Yesterday, T-Mobile announced a new type of cell phone
plan idea, which is available immediately. They call their new arrangement “un-contract” and it’s a pretty significant departure from the norm, at least here in the U.S.
With the new plans, a T-Mobile customer pays only for the plan. The cost of the phone is a separate line item on a monthly bill, or paid for up-front. This is HUGE news for people who want an iPhone 5 without being tied to a particular cellular provider.
CNET has done a great job answering the big questions on their full FAQ site, but here’s the important stuff:
Smartphones are expensive. Some of the newer models cost between $600 and $700 at full retail price. Traditionally, wireless subscribers in the U.S. have asked customers to pay a fraction of that cost. Typically, the price is about $200. The carrier pays the rest of the cost of the phone. In exchange for this “deal,” consumers agree to a two-year service contract. And if they leave the service early, they must pay an early termination fee.
T-Mobile is getting rid of the contract and the subsidy. This means that customers will have to pay full price for their phones.
What if I can’t afford the cost of a new phone?
T-Mobile is offering a financing plan.
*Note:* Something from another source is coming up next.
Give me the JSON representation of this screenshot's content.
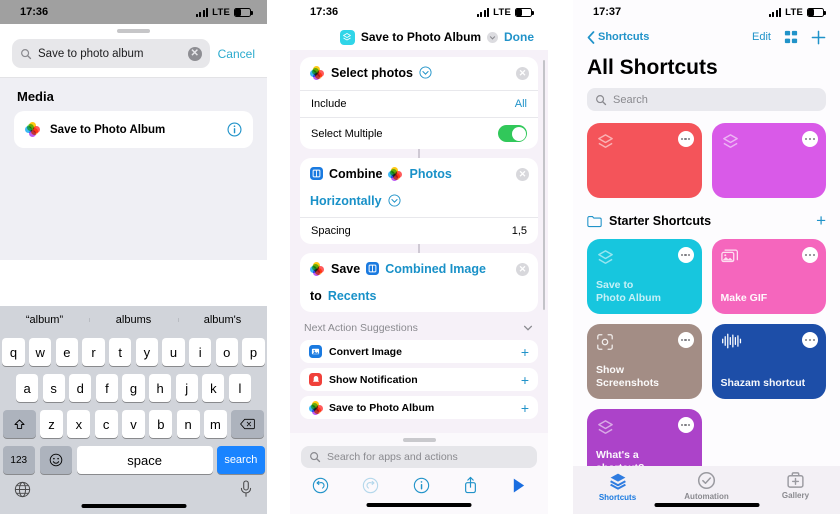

For example, T-Mobile is offering the 16GB version of the Samsung Galaxy S3 for $549.99 if you pay at once. But if you can’t afford that, you can put $69.99 down and pay an additional $20 per month on top of your service plan every month for 24 months. At the end of the 24 months, you own the phone outright.
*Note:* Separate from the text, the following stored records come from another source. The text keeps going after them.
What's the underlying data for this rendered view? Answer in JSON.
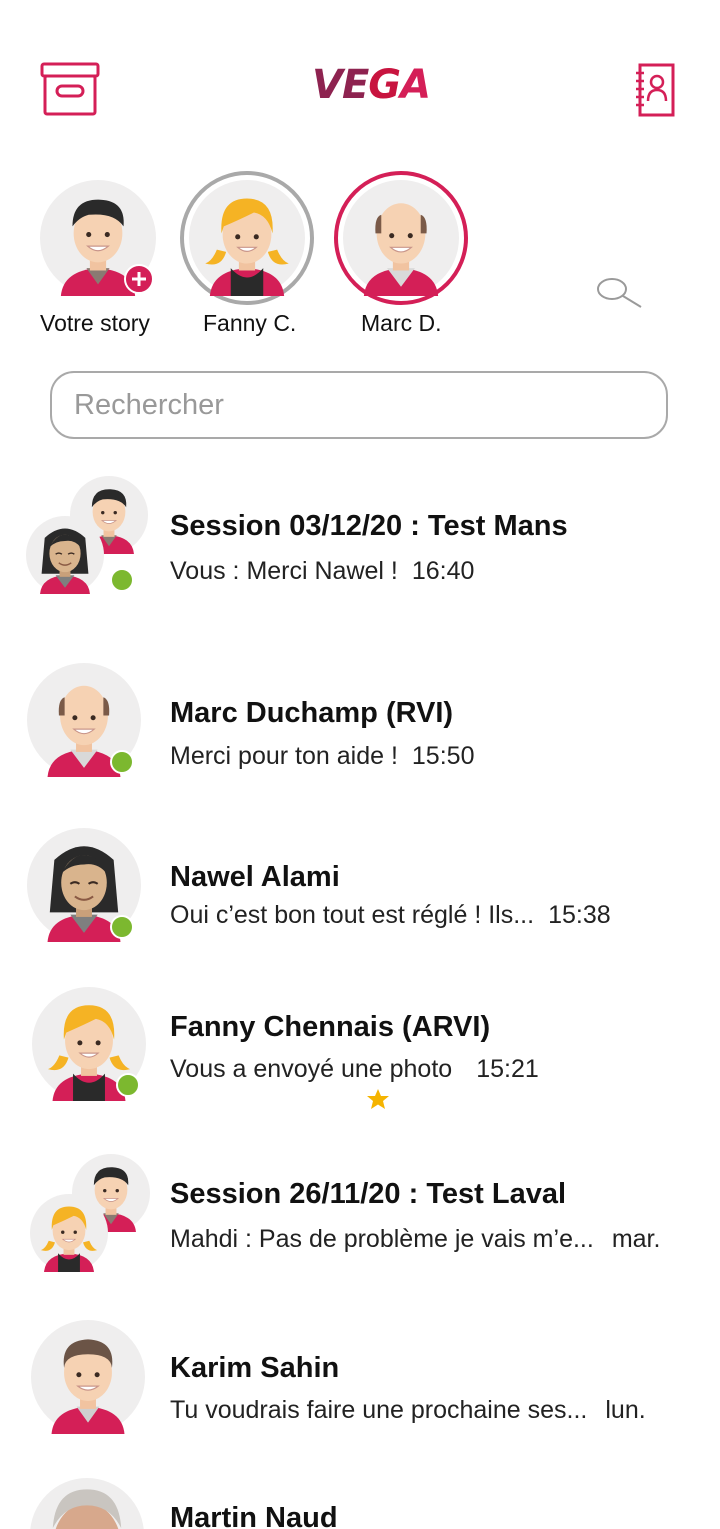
{
  "header": {
    "logo": {
      "part1": "VE",
      "part2": "G",
      "part3": "A"
    },
    "left_icon": "archive-box-icon",
    "right_icon": "contacts-book-icon",
    "accent_color": "#d41f57"
  },
  "stories": [
    {
      "label": "Votre story",
      "avatar": "young-man-avatar"
    },
    {
      "label": "Fanny C.",
      "avatar": "blonde-woman-avatar"
    },
    {
      "label": "Marc D.",
      "avatar": "bald-man-avatar"
    }
  ],
  "search": {
    "placeholder": "Rechercher",
    "icon": "search-icon"
  },
  "conversations": [
    {
      "title": "Session 03/12/20 : Test Mans",
      "message": "Vous : Merci Nawel !",
      "time": "16:40"
    },
    {
      "title": "Marc Duchamp (RVI)",
      "message": "Merci pour ton aide !",
      "time": "15:50"
    },
    {
      "title": "Nawel Alami",
      "message": "Oui c’est bon tout est réglé ! Ils...",
      "time": "15:38"
    },
    {
      "title": "Fanny Chennais (ARVI)",
      "message": "Vous a envoyé une photo",
      "time": "15:21"
    },
    {
      "title": "Session 26/11/20 : Test Laval",
      "message": "Mahdi : Pas de problème je vais m’e...",
      "time": "mar."
    },
    {
      "title": "Karim Sahin",
      "message": "Tu voudrais faire une prochaine ses...",
      "time": "lun."
    },
    {
      "title": "Martin Naud",
      "message": "",
      "time": ""
    }
  ],
  "colors": {
    "online": "#7cb82f",
    "star": "#f5b400",
    "search_border": "#a9a9a9"
  }
}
This kind of sounds a lot like a contract/subsidy plan. What’s the difference?
The big difference is that after you pay off the phone, your overall monthly bill goes down. It’s just like when you finish paying off a car, or the mortgage on your home. Once the loan is paid off, you own the device outright and you can continue to use it. And because it’s paid off, your monthly bill will go down by up to $20 a month.
This is different than the contract/subsidy model, because under that model, the carrier doesn’t break out the additional cost of the device in your monthly bill. The price of that subsidy is bundled into the cost of the service you subscribe to each month. At the end of a two-year contract, the phone is likely paid for in full. And you are no longer bound to an early termination fee. But your monthly service is not reduced to reflect that the cost of the phone has been paid. Instead, you could continue to keep your old phone and still pay the same monthly service fee you were paying before it was paid for.
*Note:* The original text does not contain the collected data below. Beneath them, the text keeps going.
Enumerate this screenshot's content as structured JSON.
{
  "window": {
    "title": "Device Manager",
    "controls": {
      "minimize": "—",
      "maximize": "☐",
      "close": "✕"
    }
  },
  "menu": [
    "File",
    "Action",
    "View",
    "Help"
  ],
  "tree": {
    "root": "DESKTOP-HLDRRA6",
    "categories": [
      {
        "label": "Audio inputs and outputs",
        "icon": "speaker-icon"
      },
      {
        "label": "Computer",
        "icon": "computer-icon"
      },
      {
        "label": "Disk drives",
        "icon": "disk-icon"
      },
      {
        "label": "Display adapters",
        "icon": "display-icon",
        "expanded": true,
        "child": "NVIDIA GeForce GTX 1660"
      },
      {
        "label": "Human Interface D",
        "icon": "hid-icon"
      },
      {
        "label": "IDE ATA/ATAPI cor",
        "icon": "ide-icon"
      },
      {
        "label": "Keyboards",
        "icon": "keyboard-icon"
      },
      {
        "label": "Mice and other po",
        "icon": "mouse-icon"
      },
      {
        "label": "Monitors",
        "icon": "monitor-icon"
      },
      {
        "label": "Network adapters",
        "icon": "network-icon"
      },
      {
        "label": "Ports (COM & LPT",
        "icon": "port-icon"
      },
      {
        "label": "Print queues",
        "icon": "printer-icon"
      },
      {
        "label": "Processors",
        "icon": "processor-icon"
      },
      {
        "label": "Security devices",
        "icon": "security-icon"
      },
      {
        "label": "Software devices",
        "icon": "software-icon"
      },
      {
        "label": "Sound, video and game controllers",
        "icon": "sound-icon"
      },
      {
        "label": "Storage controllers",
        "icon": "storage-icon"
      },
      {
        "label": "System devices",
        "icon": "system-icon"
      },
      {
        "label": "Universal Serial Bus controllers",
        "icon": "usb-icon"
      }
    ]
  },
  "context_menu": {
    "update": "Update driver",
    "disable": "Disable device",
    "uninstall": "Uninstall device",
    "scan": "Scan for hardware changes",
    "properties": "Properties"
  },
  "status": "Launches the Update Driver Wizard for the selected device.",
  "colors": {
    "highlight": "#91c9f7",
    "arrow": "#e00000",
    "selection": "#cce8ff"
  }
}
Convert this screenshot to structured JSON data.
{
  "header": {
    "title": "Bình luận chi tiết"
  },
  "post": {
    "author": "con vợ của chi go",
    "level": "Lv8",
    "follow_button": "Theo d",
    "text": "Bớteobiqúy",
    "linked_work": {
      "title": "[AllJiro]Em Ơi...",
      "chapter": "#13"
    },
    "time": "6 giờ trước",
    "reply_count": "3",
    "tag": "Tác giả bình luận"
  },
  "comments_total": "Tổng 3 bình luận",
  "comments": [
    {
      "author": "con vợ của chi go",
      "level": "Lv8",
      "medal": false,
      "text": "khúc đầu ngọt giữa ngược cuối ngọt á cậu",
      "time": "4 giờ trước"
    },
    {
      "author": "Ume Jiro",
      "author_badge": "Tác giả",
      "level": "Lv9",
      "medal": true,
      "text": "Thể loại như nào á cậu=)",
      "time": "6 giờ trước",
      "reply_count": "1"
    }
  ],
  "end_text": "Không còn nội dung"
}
So, the big deal is that you can buy an iPhone up-front, and you own it. T-Mobile can’t stop you from using a local SIM card in that iPhone when you travel internationally, or using that iPhone with another domestic carrier.
I love the idea of no contract, and I REALLY love the idea of lower monthly payments. What do you think about paying full-price for your device up front in order to have lower monthly bills?